Бухарин повозмущался ссылкой своего наиболее последовательного ученика, да и согласился с ней.
На новом пленуме ЦК 4–12 июля борьба между правыми и сталинистами практически не вырвалась на поверхность. Каждая из сторон действовала осторожно, опасаясь прослыть „фракцией“. „Выступать — зарежет по статье о расколе“[343], — объяснял Бухарин в частном разговоре свой отказ от прямой критики Сталина.
На июльском пленуме Бухарин в своем выступлении даже сослался на Сталина, когда говорил, что „чрезвычайные меры мы сейчас снимаем“[344]. Из зала вопрошали: „Навсегда?“ На это Бухарин прямо не ответил, подтвердил, что меры эти себя оправдали, но им нельзя дать перерасти в систему военного коммунизма. Создавалось впечатление, что Бухарин считает возможным иногда проводить атаки на крестьянство, лишь бы это не стало непрерывной практикой, не привело к социальному кризису и крестьянским восстаниям. На это Сталин бросил реплику: „Страшен сон, да милостив Бог“[345].
Полемика на съезде была едва заметной, казалось, что она укладывается в обычные большевистские грубости, позволительные между друзьями. Томский покритиковал Молотова, Сталин обругал Томского, не более. В полемике по поводу ножниц цен Сталин неосторожно сказал правду о взаимоотношениях государства и крестьянства: „эти переплаты и недополучения составляют сверхналог на крестьянство, нечто вроде „дани“, добавочный налог в пользу индустриализации, который мы должны обязательно уничтожить, но который мы не можем уничтожить теперь же, если не думаем подорвать нашу индустрию…“[346] Бухарин был шокирован: Сталин употреблял термины троцкистского теоретика Преображенского, над которым Бухарин, как ему казалось, одержал славную теоретическую победу. Но эта победа не позволила найти средства для ускоренной индустриализации, необходимость которой теперь признавал и Сталин, и Бухарин. Сталин решил, что индустриализацию все — таки придется проводить за счет „дани“. И ее уже начали собирать „чрезвычайными мерами“.
Резолюции пленума пока были компромиссными. Пленум указал на нехватку как промышленных товаров (для ее преодоления нужна индустриализация»), так и товарного зерна (для ее преодоления нужно было крупное сельское хозяйство). Выход в том, чтобы вытрясать хлеб из кулацкого хозяйство (хоть бы оно и разорилось) и одновременно — в ускорении коллективизации и создании зерновых совхозов. Большевики считали, что эти хозяйства будут работать лучше, чем зажиточное крестьянство. Но если пока существует дефицит на все, это значит, что рыночные отношения не работают.
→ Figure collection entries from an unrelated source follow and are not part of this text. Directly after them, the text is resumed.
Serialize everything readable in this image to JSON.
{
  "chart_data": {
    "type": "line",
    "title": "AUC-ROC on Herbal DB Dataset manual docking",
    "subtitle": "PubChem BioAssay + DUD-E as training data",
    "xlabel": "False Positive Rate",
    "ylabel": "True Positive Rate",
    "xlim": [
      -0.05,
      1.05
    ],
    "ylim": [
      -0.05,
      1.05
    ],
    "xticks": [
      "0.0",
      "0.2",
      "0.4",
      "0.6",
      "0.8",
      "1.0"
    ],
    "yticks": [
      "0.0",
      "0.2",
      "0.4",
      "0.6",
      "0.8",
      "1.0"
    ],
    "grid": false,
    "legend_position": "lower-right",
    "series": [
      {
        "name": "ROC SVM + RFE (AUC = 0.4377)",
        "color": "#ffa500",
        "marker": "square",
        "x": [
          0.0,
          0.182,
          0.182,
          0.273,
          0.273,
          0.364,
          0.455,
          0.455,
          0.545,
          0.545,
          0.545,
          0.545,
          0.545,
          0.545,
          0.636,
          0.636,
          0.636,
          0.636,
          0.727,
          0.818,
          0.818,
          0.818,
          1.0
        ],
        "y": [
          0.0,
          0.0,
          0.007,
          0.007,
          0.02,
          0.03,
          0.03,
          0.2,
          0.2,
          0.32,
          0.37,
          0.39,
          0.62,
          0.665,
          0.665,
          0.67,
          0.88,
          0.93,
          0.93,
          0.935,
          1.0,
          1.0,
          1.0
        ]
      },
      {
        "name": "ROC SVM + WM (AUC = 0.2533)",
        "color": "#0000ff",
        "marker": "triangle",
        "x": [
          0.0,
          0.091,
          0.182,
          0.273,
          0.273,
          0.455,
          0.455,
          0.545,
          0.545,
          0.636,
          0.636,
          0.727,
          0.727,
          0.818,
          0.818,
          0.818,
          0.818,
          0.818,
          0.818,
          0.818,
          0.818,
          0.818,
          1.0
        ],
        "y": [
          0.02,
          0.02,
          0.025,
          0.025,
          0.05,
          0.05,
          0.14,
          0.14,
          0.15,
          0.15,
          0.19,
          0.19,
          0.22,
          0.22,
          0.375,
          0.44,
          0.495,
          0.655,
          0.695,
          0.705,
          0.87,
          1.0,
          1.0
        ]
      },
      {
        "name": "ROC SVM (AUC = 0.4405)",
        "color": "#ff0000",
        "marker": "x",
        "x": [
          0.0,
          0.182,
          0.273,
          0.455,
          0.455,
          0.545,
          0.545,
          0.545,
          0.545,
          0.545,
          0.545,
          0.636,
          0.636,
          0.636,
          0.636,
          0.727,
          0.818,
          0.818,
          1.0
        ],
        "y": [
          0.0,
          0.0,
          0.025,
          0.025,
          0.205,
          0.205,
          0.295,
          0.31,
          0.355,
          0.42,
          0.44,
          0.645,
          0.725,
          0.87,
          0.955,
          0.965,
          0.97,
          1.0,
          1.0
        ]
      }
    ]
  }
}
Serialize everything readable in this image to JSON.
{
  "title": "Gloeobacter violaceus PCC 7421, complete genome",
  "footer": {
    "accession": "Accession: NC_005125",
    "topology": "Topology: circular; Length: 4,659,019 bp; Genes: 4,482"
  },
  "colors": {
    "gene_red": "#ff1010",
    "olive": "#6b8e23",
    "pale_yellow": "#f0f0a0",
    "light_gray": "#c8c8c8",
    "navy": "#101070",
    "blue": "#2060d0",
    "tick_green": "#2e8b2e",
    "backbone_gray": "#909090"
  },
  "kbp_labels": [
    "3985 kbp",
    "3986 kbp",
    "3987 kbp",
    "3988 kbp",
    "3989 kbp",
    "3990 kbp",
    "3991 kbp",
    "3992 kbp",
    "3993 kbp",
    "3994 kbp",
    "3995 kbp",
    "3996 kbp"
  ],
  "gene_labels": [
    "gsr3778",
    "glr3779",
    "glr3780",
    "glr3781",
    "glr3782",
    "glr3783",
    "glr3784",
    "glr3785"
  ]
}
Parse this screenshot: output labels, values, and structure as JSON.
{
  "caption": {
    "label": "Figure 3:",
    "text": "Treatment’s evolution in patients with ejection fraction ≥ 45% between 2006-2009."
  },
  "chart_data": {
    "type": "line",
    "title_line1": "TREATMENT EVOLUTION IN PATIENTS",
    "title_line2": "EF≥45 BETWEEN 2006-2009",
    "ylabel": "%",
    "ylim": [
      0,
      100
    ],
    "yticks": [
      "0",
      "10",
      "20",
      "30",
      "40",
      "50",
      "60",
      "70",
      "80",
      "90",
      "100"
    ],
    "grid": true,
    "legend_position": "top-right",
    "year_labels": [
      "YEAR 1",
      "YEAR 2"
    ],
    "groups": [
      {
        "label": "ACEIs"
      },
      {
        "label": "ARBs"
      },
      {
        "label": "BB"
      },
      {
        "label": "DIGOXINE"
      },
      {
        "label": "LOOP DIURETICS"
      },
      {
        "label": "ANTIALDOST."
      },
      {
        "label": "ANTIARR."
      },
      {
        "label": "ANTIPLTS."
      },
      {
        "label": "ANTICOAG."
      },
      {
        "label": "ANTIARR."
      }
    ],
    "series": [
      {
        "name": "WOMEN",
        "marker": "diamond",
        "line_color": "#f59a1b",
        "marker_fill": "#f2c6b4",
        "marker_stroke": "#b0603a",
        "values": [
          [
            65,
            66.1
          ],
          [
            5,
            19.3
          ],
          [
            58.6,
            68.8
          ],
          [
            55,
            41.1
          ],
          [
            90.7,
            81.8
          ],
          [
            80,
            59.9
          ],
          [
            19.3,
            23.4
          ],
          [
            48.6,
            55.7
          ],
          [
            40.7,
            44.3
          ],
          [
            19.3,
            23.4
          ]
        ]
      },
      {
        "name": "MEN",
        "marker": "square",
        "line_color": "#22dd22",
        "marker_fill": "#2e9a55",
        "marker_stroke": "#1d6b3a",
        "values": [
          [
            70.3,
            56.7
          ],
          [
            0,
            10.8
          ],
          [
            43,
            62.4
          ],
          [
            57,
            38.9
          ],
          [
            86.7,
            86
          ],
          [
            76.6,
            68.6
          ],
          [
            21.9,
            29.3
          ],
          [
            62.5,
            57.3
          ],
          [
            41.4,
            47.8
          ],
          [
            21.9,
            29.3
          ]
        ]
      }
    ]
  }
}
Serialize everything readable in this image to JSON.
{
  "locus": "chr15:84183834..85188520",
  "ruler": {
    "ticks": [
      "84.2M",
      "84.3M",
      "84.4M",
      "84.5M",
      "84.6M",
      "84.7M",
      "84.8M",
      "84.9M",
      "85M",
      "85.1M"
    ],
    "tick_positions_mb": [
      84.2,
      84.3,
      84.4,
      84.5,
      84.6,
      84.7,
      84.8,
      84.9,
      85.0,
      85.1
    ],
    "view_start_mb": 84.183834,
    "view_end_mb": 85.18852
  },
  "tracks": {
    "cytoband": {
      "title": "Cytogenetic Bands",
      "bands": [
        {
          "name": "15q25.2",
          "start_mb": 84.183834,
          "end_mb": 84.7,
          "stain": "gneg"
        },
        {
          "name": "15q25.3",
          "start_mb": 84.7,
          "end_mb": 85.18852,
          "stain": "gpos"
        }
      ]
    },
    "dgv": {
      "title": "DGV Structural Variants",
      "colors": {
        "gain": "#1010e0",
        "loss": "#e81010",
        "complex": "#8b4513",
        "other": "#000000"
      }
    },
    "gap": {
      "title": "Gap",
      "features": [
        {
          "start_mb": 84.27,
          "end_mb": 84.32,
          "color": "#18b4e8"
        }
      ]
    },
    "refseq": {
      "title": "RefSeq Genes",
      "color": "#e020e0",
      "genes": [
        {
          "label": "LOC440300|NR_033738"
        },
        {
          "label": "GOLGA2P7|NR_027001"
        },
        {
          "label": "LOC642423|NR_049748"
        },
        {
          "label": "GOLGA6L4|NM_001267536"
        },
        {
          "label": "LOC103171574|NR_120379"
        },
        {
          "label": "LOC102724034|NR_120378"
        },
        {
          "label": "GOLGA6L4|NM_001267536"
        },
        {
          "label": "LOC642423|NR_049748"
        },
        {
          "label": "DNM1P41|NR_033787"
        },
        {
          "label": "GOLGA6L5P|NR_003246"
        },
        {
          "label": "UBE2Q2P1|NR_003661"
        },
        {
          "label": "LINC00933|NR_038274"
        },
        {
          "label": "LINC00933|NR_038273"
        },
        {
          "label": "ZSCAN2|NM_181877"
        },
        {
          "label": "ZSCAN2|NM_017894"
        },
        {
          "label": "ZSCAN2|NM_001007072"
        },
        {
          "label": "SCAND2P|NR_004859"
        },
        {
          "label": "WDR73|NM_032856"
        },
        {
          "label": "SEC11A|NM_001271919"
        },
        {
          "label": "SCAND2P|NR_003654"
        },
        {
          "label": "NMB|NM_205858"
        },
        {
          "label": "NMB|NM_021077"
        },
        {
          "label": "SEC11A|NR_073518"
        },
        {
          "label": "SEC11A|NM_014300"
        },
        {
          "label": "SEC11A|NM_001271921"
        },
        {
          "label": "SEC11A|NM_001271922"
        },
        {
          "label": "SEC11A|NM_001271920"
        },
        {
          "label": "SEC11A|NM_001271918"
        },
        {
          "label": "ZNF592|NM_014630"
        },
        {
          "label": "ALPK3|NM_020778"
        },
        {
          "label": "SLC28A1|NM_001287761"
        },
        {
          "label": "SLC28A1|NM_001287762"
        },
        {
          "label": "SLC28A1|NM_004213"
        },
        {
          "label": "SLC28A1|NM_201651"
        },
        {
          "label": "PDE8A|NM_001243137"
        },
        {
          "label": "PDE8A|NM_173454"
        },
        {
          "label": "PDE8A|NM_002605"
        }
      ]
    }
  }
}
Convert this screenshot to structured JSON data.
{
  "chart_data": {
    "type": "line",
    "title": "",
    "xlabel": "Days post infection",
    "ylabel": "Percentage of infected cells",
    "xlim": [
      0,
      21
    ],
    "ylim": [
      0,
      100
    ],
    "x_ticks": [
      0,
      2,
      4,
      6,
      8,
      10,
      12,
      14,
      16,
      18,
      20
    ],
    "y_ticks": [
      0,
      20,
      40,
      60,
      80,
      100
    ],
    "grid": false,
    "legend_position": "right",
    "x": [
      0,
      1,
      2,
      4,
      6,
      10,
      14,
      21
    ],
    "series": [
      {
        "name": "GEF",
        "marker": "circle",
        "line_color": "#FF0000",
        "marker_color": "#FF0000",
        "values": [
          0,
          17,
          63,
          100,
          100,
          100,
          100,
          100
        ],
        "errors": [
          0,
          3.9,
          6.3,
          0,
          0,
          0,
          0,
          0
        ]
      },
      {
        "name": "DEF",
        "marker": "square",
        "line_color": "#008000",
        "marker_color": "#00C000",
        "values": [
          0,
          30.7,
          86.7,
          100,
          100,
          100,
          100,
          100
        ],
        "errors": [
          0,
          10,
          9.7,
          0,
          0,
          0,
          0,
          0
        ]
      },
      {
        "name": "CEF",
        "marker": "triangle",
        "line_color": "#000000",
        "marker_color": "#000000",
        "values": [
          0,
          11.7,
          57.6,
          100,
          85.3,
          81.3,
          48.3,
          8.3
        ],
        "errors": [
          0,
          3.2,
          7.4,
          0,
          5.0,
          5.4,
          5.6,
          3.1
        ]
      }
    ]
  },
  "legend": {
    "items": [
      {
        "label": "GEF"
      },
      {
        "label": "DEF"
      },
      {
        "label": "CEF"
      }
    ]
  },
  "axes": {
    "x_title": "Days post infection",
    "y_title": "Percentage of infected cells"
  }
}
НЭП не работает. Поэтому пленум оправдывает чрезвычайные меры, но, как и раньше, подтверждает «их временный характер, и если, несмотря на это, возникали толкования этих мер как органически вытекающих из решений XV съезда партии об усилении давления на капиталистические элементы деревни, то такого рода толкования свидетельствуют лишь о том, что на отдельные прослойки партии до сих пор оказывает влияние чуждая ей идеология»[347].
Компромисс партийных групп был закреплен в государственных решениях. 16 июля заместитель наркома юстиции РСФСР Н. В. Крыленко запретил использование таких чрезвычайных мер, как обходы дворов в поисках хлеба, незаконные обыски и аресты, закрытие базаров и др. Он приказал прекратить все дела в отношении середняков и бедняков по ст. 107 (в отношении кулаков дела продолжались). Но в этой же директиве Крыленко ориентировал подчиненные органы быть готовыми к массовому применению ст. 107 против скупщиков хлеба (то есть торговых посредников) «в случае новой попытки… срыва хлебозаготовок»[348].
Чрезвычайные меры были строго запрещены постановлением Совнаркома 19 июля — правительство было оплотом «правых». Рыков и Бухарин надеялись «выманить» у крестьян хлеб, повышая закупочные цены. Но из этого ничего не вышло — цены все равно были ниже, чем нужно было крестьянам для закупки дорогих промышленных товаров. К тому же товары эти часто были некачественными, и крестьяне предпочитали оставить у себя побольше продовольствия, чем продавать его даже по новым ценам. Сталин язвительно писал Микояну: «Приходится признать, что Бухарин теряет возможность повести „форсированное наступление на кулака“ путем нового повышения цен на хлеб. Можешь ему сказать, что я вполне понимаю его положение и почти что соболезную»[349].